There is a long history of killing big cats on Java. The seven Javan leopards and one Javan tiger photographed here were killed during Rampokan, a religious festival around 1900 where cats were encircled by lance-wielding warriors. If a cat escaped the circle, it was seen as a bad omen. Image via Wikimedia Commons (Public domain).

“They might have been confused between Javan tigers and Javan leopards,” Wibisono said, adding that some people might be reluctant to accept that the Javan tiger is indeed extinct.

Incidences of confusion between leopards and tigers are not uncommon. In 2017, a photo taken by rangers at Ujung Kulon National Park sparked viral speculation that Java’s tigers could be back from the dead. Closer inspection by scientists revealed the cat to be of the spotted and not the striped variety.

The extinction of the Javan tiger due to many of the same threats faced by its smaller cousin provides a cautionary tale for the Indonesian government. Action, fast and science-based, is required to save the island’s leopard from the tiger’s fate.

References

Wibisono, H. T., Wahyudi, H. A., Wilianto, E., Pinondang, I. M. R., Primajati, M., Liswanto, D., & Linkie, M. (2018). Identifying priority conservation landscapes and actions for the Critically Endangered Javan leopard in Indonesia: Conserving the last large carnivore in Java Island. PloS one, 13(6), e0198369.

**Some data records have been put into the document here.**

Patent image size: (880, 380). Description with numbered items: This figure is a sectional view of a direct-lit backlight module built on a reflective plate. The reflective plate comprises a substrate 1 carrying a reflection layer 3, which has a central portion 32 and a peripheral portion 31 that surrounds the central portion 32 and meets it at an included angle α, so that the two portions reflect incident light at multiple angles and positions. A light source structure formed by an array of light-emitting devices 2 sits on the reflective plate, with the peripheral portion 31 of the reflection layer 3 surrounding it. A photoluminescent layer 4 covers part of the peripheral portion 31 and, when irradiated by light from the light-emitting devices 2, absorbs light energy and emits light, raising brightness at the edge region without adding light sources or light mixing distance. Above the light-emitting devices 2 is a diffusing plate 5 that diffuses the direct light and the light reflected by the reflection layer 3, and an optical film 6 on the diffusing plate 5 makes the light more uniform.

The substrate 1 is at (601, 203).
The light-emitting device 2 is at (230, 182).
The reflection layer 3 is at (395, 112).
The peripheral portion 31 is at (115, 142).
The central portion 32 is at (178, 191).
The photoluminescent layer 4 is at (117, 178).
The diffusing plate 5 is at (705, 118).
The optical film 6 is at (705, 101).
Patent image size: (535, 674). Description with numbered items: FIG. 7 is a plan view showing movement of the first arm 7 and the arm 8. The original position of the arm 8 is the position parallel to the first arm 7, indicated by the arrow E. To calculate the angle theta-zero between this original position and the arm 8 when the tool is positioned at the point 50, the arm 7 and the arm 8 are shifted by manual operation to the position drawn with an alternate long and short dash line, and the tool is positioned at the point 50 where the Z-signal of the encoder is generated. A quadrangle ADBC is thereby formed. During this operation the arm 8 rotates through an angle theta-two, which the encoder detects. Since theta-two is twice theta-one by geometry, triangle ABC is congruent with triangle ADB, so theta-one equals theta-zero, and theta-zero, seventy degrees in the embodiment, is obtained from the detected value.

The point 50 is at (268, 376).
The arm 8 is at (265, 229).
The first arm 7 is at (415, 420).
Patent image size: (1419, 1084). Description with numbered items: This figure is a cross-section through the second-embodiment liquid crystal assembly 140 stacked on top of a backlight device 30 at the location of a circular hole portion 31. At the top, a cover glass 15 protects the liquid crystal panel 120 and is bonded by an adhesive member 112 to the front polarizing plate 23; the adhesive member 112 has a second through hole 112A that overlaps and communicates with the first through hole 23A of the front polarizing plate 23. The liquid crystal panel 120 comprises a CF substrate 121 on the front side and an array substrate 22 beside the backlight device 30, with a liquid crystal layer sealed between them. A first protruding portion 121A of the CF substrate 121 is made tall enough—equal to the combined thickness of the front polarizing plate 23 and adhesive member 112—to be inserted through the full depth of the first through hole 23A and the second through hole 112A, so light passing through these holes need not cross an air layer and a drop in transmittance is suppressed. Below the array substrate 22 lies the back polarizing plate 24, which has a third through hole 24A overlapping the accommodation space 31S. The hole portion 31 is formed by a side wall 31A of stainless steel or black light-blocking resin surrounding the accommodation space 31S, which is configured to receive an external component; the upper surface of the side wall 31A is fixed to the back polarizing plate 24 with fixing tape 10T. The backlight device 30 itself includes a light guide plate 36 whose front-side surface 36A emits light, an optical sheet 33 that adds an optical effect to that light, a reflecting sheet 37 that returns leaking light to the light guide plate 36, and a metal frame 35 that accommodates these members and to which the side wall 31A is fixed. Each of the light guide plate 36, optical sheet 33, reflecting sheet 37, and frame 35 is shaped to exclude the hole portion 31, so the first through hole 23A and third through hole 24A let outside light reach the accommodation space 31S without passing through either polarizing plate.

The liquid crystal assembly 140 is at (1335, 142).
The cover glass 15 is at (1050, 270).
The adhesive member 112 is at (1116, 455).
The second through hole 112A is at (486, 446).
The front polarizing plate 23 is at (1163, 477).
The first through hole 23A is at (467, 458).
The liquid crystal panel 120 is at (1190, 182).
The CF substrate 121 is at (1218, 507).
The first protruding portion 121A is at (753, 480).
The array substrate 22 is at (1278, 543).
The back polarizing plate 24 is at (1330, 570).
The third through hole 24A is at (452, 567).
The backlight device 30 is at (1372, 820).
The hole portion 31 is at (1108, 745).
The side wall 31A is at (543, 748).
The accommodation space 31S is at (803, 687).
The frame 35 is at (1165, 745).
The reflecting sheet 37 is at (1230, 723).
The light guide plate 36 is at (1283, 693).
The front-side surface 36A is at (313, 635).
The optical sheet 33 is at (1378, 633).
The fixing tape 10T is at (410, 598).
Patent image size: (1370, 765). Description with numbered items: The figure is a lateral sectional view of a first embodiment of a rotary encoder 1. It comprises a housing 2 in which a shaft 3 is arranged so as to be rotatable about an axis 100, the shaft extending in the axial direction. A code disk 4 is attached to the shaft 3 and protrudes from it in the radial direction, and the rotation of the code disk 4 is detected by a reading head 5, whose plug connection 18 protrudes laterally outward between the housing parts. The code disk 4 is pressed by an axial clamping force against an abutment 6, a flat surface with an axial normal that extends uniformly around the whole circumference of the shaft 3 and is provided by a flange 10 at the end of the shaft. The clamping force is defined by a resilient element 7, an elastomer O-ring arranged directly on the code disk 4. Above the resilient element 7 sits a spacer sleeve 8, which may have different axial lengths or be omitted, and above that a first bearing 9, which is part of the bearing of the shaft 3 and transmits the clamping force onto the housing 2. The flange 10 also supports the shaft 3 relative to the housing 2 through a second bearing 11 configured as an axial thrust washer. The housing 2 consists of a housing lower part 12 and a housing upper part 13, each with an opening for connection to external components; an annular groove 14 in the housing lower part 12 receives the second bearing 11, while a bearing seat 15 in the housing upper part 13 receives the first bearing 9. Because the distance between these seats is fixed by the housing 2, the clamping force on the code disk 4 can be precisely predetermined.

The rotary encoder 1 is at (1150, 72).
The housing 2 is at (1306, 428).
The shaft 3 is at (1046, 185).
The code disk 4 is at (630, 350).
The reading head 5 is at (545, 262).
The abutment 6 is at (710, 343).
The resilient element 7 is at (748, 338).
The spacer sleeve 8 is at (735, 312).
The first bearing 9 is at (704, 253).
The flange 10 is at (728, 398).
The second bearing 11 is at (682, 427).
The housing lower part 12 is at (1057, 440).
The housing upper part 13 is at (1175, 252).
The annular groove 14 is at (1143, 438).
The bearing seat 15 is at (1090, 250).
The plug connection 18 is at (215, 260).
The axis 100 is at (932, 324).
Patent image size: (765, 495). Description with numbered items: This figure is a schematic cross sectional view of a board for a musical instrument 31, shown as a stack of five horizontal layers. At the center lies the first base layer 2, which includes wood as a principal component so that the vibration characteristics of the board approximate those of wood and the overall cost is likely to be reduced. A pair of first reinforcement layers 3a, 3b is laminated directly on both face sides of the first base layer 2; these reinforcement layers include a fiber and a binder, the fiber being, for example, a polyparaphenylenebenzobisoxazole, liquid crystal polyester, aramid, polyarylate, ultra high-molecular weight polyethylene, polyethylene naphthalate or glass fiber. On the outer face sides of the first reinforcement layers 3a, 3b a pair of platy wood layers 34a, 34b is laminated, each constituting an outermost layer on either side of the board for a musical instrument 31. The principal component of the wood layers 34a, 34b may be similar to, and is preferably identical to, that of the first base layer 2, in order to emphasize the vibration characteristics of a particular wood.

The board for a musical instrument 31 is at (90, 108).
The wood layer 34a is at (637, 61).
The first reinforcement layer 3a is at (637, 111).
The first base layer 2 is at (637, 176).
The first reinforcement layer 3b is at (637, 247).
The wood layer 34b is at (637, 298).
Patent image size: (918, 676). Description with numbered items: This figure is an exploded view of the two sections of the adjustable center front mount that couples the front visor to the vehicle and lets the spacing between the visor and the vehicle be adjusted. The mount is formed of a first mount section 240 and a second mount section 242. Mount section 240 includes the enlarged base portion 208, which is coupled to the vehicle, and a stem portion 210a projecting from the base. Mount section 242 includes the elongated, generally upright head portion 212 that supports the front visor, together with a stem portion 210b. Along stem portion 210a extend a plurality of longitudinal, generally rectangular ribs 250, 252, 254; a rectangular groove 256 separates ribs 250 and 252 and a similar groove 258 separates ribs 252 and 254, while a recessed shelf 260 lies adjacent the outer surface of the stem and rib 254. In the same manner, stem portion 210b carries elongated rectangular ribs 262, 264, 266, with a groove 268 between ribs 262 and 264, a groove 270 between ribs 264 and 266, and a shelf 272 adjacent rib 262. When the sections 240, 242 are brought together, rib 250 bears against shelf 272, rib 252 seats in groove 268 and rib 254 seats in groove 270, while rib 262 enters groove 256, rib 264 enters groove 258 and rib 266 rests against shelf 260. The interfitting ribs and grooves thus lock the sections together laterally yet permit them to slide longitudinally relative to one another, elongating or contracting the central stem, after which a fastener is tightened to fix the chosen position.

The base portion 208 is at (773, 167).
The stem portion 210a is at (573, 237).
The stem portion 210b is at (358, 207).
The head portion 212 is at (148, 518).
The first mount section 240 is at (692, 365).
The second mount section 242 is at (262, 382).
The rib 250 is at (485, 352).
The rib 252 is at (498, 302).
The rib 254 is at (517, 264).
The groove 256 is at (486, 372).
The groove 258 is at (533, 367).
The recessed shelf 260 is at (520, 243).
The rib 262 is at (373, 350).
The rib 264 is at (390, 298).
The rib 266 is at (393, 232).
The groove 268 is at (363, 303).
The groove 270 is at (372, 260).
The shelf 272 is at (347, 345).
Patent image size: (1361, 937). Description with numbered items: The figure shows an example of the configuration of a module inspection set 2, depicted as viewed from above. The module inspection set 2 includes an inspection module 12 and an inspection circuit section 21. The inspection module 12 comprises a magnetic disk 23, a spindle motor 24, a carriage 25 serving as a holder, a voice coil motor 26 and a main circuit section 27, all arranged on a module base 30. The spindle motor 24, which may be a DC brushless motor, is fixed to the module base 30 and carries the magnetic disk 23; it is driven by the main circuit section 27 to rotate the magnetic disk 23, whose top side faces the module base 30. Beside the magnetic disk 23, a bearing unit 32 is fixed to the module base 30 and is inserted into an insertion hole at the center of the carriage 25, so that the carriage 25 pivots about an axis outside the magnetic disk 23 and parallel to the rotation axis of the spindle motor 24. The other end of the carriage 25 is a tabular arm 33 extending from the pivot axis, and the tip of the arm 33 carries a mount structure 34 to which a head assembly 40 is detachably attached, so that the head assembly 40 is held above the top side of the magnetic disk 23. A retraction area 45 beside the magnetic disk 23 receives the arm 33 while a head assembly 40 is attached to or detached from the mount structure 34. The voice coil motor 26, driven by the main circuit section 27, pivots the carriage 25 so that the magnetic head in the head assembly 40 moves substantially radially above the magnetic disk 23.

Wilting, A., Patel, R., Pfestorf, H., Kern, C., Sultan, K., Ario, A., … & Fickel, J. (2016). Evolutionary history and conservation significance of the Javan leopard Panthera pardus melas. Journal of Zoology, 299(4), 239-250.

Partasasmita, R., Shanida, S. S., Iskandar, J., Megantara, E. N., Husodo, T., Parikesit., & Malone, N. (2016). Human-leopard conflict in Girimukti Village, Sukabumi, Indonesia. Biodiversitas : Journal of biological diversity, 17(2), 783- 790.